"Row too big to fit into CursorWindow" errors when syncing from Joplin app on Android

Actually. Hmm.

Since I can't introspect my sync target directly (Joplin Cloud) I exported to both markdown + frontmatter and RAW - Joplin export directory

I then sorted by size.

In the MD directory, the largest .md or .html files were 3.2MB (md), 1.5MB (html) and 246KB (md).

In the RAW directory though the largest .md files were 3.2MB, 2.5MB, 1.5MB, and 246KB.

Why the discrepancy? OCR rendering of a PDF. Here's the top set of lines from the 2.5MB file ...

[redacted-filename].pdf

id: 6fdb241ef3b94e928b5638e7bdab9570
mime: application/pdf
filename: 
created_time: 2024-11-06T14:33:55.538Z
updated_time: 2024-11-06T16:32:31.035Z
user_created_time: 2024-11-06T14:33:55.538Z
user_updated_time: 2024-11-06T16:32:31.035Z
file_extension: pdf
encryption_cipher_text: 
encryption_applied: 0
encryption_blob_encrypted: 0
size: 7108096
is_shared: 0
share_id: 
master_key_id: 
user_data: 
blob_updated_time: 1730903635538
ocr_text: [and then all the OCR text]

Could perhaps OCR text be a source of unexpected behavior? None of these markdown files are spectacularly large, ultimately, but I can see internally referenced markdown blobs exploding in size if PDFs are being saved as such. (And of course, webclippings can get big.) Is this markdown being stored in the database as a data blob?
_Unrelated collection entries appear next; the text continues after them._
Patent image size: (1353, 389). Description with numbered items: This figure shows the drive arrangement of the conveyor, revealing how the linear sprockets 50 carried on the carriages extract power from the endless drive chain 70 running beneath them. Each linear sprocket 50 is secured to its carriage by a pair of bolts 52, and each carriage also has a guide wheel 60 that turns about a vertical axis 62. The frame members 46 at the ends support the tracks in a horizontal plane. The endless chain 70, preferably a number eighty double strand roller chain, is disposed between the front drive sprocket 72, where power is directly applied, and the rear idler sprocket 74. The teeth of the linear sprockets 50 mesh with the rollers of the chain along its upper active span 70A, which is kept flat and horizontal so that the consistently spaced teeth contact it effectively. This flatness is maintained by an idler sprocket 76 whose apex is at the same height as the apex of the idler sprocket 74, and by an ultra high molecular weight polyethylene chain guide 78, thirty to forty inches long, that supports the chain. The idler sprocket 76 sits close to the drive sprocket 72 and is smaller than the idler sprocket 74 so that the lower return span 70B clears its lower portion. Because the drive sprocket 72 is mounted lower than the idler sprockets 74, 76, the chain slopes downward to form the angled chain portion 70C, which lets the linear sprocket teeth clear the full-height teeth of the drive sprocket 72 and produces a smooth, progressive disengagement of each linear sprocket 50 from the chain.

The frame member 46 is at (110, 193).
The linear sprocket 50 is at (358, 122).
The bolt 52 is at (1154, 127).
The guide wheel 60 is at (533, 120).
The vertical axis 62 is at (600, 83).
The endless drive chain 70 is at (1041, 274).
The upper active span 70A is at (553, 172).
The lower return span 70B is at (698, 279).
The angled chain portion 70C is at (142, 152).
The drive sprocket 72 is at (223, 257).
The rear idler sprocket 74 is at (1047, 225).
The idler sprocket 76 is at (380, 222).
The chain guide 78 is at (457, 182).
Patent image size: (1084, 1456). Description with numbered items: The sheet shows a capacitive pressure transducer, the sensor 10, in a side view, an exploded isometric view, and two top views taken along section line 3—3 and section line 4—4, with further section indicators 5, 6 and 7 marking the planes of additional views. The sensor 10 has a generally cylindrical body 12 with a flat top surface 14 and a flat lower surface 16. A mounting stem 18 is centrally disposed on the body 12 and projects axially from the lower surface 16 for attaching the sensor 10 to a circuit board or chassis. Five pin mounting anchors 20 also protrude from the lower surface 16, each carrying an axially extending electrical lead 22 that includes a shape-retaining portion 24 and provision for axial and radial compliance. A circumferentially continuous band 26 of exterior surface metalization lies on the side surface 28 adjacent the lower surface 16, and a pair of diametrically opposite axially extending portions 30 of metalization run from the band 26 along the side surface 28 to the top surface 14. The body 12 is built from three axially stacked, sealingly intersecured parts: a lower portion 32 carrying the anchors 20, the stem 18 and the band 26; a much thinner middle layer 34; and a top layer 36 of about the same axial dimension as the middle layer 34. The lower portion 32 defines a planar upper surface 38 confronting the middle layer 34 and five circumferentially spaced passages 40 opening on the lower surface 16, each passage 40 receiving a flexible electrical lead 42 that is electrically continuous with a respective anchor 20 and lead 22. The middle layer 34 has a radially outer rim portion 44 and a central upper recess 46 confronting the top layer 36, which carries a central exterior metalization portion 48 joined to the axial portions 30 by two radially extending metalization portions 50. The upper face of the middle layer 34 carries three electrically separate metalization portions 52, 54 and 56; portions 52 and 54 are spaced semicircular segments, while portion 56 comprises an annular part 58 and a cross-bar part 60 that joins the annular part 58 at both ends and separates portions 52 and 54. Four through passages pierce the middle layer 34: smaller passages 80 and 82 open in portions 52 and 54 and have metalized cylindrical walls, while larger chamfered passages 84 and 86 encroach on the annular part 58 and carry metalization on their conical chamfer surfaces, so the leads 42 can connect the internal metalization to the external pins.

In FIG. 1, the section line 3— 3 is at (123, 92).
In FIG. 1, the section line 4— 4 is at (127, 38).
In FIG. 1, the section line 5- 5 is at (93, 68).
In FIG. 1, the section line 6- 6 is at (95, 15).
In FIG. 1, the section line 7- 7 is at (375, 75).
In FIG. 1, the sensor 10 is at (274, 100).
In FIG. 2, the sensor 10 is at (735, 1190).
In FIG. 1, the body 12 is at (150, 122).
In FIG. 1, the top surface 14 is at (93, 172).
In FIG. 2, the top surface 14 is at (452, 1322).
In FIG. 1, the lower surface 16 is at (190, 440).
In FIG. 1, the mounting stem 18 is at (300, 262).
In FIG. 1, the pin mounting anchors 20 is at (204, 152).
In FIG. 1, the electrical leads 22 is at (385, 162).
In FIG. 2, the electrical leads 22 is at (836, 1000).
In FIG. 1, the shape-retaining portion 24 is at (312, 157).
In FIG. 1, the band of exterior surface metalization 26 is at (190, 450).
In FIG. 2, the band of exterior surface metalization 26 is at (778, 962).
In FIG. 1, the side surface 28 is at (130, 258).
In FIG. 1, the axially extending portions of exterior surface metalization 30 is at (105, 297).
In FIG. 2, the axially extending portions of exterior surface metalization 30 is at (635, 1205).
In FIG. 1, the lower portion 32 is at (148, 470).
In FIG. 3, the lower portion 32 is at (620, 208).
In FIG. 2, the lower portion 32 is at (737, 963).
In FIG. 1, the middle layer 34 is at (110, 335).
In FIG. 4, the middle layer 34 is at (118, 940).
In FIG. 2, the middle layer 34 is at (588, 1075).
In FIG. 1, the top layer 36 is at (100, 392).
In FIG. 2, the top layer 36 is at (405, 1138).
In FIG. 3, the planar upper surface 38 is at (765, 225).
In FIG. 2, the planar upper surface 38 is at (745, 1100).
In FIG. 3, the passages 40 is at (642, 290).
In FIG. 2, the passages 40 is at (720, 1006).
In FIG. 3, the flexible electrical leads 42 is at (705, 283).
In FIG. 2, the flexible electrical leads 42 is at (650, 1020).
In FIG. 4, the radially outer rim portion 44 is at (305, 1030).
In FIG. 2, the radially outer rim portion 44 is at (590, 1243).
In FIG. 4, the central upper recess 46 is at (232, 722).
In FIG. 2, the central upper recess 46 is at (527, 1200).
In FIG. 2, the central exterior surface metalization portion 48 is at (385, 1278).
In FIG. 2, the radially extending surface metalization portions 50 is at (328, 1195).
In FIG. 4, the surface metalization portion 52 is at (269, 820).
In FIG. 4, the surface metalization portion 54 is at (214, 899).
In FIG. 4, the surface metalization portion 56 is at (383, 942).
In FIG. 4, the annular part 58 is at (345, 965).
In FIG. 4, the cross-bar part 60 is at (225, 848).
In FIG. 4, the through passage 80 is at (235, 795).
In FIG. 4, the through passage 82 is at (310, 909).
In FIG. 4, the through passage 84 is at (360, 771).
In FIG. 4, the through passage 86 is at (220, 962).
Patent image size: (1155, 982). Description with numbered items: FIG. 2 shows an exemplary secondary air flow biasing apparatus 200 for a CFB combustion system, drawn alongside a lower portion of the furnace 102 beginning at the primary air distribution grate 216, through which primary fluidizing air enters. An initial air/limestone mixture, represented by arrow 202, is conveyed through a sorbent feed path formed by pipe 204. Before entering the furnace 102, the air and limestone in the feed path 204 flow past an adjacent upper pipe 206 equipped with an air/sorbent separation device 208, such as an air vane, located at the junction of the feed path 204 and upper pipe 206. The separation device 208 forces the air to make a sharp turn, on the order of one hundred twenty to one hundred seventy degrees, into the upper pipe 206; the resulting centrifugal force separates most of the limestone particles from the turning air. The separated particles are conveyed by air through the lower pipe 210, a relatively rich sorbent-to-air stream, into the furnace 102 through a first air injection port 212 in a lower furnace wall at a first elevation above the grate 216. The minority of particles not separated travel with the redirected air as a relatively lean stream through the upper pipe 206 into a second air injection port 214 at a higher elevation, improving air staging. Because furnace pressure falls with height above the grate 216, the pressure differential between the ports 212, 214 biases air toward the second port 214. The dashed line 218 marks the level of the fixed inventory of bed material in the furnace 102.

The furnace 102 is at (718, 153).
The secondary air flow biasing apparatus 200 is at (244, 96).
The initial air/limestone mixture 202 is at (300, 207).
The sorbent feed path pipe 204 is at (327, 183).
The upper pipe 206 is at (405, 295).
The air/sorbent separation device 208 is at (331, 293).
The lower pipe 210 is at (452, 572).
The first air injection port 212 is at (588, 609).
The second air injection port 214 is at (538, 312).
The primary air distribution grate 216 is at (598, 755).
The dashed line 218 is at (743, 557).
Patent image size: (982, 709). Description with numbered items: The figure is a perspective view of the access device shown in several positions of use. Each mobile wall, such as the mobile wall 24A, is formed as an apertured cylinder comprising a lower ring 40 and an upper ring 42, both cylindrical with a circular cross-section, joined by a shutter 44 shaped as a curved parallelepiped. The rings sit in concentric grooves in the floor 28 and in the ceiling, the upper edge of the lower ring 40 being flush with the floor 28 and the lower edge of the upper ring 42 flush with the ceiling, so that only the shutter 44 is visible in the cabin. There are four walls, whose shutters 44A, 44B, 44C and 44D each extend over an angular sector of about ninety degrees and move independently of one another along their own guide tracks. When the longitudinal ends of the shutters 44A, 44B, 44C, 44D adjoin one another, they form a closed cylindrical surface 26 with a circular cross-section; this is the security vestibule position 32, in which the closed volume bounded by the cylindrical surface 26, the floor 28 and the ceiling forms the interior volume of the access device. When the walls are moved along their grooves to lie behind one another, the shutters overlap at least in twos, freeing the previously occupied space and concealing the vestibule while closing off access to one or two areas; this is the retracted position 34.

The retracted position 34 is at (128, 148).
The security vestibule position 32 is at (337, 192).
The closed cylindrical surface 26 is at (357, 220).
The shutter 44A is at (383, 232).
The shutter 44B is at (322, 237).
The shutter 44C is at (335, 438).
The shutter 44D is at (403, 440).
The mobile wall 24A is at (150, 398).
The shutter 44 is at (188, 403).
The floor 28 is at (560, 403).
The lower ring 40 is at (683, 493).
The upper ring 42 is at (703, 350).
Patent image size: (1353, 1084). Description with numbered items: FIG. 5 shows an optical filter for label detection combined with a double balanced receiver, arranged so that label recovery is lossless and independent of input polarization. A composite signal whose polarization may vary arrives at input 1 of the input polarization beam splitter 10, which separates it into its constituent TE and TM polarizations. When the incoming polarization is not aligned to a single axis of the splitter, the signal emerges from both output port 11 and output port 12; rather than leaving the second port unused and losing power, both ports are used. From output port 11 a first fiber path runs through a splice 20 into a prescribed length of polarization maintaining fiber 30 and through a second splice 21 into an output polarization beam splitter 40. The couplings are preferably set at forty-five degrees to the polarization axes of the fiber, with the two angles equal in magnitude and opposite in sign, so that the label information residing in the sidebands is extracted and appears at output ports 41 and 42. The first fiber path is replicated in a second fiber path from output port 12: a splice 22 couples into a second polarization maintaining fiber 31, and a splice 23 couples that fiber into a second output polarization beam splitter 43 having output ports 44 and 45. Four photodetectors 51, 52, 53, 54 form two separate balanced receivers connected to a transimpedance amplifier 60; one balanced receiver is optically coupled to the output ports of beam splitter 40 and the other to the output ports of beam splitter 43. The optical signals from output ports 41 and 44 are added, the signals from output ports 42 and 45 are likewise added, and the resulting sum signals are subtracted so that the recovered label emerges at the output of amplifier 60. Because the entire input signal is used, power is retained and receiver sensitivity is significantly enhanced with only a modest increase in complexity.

Can the database handle an arbitrarily large markdown file? Is the DB on a phone more fragile than the DB on the desktop? (I suspect that is probably true.) Is that OCR being synced?

I am in the process of (a) turning off the OCR stuff and (b) temporarily deleting these resources. But then I need to wait (I think?) a day for the revision history to clear out and then I will try again to see if that resolves the issue.